Targeting ATP11B KLF4 YAP Axis Repairs Mitochondrial function and Inhibits Neuronal Ferroptosis to Attenuate Age Related Cognitive Decline

Brain aging is accompanied by cognitive decline and an increased risk of neurodegenerative diseases, with neuronal aging being a key link between healthy aging and disease. Studies have shown that the earliest damage to the integrity of the blood-brain barrier occurs in the hippocampus, leading abnormal accumulation of Fe. However, the mechanism through which this drives neuronal aging remains unclear. Via single cell and spatial transcriptomic analyses, this study focused on the phospholipid flippase ATP11B. We found that ATP11B deficiency facilitates the transport of Fe from ependymal cells to hippocampal neurons, activates the Hippo signaling pathway, and induces mitochondrial respiratory dysfution and dynamic imbalance, leading to neuronal ferroptosis and exacerbating aging phenotypes. Mechanistically, ATP11B blocks mitochondrial respiratory function by regulating the chromatin accessibility of KLF4 to mitochondrial respiratory chain complex genes. Simultaneously, it impairs the mitochondrial quality control system, resulting in the accumulation of reactive oxygen species and accelerating neuronal aging. Mitochondrial associated metabolite lactate facilitates histone lactylation modification of ferroptosis and aging key genes Acsl4, Trp53 and Cdkn1a by TEAD YAP complex, thereby promoting transcription. This research elucidates the molecular mechanism by which ATP11B mediates neuronal aging through regulating the iron transport mitochondrial plasticity axis, providing a novel strategy for targeting iron homeostasis to intervene in cognitive decline and neurodegenerative diseases.

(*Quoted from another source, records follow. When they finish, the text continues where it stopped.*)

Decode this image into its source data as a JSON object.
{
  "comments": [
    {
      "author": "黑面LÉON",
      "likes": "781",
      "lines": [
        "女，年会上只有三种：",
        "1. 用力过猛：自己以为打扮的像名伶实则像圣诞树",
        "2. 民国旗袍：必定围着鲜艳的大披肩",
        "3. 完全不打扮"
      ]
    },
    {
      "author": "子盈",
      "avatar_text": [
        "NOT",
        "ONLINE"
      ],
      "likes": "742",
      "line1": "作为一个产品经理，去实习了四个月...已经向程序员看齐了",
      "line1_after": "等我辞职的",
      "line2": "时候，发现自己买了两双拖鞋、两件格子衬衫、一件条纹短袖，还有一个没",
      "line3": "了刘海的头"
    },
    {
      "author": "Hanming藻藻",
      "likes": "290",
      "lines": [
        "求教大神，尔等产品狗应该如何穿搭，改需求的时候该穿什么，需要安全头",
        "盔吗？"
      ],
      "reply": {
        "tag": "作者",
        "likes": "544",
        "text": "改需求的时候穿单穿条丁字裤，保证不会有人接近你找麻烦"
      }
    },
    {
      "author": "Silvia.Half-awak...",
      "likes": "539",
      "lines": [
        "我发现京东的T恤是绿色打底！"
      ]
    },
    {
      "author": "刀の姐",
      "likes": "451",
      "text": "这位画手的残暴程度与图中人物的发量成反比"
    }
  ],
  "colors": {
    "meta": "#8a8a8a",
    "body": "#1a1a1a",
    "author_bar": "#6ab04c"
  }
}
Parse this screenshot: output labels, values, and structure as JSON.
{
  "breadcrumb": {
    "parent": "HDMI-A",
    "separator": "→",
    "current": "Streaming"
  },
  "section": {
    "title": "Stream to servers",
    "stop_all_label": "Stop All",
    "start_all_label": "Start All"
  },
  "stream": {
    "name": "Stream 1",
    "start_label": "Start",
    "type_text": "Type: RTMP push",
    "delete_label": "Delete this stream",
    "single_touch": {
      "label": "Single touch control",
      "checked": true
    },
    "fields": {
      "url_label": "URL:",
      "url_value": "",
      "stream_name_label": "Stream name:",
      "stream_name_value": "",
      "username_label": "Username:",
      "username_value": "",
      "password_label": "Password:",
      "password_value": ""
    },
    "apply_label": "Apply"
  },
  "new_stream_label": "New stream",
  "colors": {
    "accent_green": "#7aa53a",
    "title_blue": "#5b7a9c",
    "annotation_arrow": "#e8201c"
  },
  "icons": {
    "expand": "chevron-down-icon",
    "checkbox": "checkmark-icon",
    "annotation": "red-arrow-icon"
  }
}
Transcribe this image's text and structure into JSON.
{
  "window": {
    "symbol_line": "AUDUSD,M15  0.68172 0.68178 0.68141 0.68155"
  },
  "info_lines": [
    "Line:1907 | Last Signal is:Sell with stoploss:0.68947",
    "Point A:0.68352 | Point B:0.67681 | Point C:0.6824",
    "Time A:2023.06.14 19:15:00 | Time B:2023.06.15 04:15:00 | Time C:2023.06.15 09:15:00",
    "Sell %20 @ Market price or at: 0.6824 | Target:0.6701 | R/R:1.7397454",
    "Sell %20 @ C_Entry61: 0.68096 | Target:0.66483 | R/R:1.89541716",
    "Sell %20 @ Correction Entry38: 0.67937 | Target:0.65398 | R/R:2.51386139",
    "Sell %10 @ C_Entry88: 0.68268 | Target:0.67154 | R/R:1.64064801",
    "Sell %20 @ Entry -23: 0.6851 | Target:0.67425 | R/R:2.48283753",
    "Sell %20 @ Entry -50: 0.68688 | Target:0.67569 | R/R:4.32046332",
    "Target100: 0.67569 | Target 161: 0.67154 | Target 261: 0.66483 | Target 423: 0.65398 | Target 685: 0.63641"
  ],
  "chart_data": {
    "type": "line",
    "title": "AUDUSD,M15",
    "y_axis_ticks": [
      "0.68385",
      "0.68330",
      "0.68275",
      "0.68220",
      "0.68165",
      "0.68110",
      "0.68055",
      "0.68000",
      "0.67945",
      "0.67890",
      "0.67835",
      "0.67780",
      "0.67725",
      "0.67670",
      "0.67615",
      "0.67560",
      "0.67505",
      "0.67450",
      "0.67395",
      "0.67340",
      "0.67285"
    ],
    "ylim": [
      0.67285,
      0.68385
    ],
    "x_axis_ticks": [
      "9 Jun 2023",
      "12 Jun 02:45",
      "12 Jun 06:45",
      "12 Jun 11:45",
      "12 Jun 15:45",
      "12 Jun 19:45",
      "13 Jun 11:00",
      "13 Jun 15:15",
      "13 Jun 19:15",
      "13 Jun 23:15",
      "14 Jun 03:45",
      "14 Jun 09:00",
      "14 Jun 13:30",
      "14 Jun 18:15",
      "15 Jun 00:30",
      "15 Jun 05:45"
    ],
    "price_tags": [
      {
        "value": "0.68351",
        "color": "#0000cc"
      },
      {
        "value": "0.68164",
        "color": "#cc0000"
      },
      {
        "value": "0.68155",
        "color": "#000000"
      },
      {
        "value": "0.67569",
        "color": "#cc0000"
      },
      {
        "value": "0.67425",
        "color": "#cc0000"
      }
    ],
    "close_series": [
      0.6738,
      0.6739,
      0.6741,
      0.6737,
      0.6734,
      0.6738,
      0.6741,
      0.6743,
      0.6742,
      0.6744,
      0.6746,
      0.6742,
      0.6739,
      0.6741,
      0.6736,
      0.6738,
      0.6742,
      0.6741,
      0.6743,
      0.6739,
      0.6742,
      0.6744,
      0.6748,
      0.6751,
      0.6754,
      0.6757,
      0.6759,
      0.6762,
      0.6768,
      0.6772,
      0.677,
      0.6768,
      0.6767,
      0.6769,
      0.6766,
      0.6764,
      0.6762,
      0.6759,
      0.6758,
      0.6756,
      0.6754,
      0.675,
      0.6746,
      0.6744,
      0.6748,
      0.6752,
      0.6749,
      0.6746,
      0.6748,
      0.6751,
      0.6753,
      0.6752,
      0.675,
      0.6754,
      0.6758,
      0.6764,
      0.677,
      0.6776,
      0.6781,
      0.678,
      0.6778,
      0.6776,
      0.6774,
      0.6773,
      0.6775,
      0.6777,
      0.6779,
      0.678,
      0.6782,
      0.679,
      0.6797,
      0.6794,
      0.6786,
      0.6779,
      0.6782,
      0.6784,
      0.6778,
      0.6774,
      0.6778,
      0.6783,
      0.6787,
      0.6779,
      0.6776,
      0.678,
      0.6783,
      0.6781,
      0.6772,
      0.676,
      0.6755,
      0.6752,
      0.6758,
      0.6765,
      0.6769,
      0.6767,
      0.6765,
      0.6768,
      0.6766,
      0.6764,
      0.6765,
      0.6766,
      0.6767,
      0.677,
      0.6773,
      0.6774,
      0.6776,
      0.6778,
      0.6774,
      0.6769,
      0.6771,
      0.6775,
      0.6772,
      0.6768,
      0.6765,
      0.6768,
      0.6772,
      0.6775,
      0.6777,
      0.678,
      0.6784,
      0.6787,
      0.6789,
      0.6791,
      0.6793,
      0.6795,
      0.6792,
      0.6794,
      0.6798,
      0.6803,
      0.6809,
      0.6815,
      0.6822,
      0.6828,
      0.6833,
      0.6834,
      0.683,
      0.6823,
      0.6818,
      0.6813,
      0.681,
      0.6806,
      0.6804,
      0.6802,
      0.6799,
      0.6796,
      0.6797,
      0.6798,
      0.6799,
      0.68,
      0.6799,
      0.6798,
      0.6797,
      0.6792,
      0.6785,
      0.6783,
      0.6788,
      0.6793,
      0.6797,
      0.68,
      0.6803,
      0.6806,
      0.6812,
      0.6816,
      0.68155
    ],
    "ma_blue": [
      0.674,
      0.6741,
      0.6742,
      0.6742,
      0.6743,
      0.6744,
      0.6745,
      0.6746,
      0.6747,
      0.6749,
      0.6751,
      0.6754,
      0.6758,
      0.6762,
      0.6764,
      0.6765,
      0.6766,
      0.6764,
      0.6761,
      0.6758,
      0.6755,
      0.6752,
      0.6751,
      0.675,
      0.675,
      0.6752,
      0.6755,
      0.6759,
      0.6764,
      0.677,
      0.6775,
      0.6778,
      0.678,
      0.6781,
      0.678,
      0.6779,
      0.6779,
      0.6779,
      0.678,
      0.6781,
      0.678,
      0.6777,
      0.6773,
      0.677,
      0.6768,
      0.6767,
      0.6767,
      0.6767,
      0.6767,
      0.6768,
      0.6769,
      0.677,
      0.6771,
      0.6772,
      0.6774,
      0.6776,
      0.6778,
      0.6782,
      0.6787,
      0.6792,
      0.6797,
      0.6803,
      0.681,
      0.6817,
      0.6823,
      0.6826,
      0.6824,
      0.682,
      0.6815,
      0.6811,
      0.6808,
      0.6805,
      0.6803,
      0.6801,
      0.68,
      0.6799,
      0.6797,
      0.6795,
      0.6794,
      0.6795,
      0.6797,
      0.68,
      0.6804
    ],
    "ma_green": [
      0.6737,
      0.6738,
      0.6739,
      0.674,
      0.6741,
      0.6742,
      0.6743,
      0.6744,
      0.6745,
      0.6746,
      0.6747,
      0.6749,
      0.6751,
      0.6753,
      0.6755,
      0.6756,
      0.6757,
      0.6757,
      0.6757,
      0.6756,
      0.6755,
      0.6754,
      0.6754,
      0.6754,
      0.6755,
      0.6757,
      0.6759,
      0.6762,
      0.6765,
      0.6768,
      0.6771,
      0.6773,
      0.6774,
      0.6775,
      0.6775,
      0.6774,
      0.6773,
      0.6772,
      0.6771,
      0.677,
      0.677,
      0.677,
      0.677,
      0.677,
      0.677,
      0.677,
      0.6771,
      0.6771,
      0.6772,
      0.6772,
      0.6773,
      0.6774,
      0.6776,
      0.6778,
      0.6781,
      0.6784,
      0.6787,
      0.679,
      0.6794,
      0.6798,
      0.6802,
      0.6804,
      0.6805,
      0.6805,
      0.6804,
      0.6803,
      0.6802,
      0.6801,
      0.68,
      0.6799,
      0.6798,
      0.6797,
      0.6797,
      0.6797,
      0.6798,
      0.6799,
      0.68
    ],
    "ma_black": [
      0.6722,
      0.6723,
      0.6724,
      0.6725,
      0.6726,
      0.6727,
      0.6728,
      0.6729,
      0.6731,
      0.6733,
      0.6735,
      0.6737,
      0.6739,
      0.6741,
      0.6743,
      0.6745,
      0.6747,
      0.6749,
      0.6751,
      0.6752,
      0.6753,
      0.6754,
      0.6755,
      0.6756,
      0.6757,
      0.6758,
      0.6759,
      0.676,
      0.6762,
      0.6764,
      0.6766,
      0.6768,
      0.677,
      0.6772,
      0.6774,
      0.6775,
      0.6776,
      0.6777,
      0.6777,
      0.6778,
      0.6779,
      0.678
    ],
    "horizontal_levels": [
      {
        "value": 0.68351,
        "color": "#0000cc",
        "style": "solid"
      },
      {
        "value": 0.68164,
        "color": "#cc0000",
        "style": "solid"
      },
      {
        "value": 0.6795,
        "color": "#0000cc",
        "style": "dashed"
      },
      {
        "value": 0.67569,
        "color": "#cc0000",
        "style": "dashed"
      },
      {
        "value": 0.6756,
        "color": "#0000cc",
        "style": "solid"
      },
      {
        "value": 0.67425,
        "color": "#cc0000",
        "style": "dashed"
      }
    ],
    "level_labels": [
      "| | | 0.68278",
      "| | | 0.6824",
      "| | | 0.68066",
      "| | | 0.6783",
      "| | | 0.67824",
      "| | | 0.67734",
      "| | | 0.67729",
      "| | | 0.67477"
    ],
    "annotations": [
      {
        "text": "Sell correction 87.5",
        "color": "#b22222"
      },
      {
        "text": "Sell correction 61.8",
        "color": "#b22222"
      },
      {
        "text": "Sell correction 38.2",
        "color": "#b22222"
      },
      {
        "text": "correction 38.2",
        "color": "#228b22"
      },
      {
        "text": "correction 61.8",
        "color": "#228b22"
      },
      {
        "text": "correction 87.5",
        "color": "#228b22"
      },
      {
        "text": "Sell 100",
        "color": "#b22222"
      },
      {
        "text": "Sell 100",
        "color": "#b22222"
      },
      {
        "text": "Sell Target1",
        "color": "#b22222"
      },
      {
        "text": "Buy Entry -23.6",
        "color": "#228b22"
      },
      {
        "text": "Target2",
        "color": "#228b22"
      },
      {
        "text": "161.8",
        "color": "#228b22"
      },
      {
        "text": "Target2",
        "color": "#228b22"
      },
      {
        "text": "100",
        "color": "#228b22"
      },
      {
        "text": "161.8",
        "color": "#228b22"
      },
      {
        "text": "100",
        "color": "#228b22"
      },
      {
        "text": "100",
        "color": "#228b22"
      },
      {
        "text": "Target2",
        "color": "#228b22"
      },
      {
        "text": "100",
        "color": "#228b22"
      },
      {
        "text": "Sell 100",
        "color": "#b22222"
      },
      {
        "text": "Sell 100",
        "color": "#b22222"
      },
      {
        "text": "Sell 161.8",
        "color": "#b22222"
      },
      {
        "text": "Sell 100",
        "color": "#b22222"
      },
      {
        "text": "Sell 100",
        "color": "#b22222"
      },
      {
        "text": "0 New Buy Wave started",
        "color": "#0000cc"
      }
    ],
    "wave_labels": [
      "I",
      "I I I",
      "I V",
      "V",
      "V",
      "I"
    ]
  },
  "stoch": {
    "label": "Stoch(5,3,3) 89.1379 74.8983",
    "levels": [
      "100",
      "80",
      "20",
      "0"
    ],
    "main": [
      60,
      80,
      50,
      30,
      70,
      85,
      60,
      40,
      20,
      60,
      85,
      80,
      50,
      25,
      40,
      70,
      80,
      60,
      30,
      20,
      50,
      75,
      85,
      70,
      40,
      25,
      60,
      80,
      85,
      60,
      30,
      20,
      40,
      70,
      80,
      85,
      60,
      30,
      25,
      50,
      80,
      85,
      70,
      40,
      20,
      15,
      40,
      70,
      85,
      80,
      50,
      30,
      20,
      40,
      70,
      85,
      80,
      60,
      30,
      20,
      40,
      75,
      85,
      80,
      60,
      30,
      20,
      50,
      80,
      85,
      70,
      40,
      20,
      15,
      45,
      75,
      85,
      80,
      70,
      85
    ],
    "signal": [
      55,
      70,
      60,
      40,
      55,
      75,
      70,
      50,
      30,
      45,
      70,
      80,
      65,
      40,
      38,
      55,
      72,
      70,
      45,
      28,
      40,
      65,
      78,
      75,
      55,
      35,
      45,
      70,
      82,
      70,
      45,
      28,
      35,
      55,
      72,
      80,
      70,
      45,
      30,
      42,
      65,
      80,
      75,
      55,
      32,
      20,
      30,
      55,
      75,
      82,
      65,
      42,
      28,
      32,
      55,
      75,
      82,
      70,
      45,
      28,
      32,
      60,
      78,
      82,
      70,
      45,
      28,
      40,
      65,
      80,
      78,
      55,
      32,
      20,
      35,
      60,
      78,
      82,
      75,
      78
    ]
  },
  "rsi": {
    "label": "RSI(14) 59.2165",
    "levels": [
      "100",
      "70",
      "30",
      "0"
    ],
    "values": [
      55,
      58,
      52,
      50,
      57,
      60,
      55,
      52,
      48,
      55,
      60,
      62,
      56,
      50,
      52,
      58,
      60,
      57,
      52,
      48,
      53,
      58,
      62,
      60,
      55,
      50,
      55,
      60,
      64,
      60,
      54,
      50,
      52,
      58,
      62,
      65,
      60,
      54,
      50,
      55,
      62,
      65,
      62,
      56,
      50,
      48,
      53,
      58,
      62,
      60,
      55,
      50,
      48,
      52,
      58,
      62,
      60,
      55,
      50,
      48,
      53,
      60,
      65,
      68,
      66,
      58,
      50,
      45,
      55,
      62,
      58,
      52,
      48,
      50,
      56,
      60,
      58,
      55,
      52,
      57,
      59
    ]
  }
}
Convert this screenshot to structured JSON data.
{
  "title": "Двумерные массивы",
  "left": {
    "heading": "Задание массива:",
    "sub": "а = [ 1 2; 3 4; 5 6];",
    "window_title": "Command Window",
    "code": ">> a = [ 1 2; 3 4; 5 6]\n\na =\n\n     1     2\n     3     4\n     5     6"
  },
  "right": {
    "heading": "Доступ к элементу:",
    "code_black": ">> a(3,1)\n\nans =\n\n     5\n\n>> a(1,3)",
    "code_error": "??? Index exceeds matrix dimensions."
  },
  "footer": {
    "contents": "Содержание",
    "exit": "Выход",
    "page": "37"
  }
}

大脑衰老伴随认知衰退与神经退行性疾病患病风险升高，神经元衰老（neuronal aging）是连接健康衰老与疾病发生的关键环节。既往研究证实，血脑屏障（blood-brain barrier）完整性的最早受损位点位于海马体，进而引发铁（Fe）的异常蓄积。然而，该过程驱动神经元衰老的具体分子机制仍不明确。本研究通过单细胞与空间转录组学分析，聚焦磷脂翻转酶ATP11B。研究发现，ATP11B缺失可促进室管膜细胞（ependymal cells）向海马神经元的铁转运，激活Hippo信号通路（Hippo signaling pathway），诱导线粒体呼吸功能异常与动力学失衡，最终引发神经元铁死亡（ferroptosis）并加剧衰老表型。机制层面，ATP11B通过调控KLF4对线粒体呼吸链复合体基因的染色质可及性，抑制线粒体呼吸功能；同时损伤线粒体质量控制系统，造成活性氧（reactive oxygen species, ROS）蓄积，加速神经元衰老。此外，线粒体相关代谢物乳酸可通过TEAD-YAP复合物，介导铁死亡与衰老关键基因Acsl4、Trp53、Cdkn1a的组蛋白乳酸化修饰，进而促进其转录。本研究阐明了ATP11B通过调控铁转运-线粒体可塑性轴介导神经元衰老的分子机制，为靶向铁稳态干预认知衰退与神经退行性疾病提供了全新策略。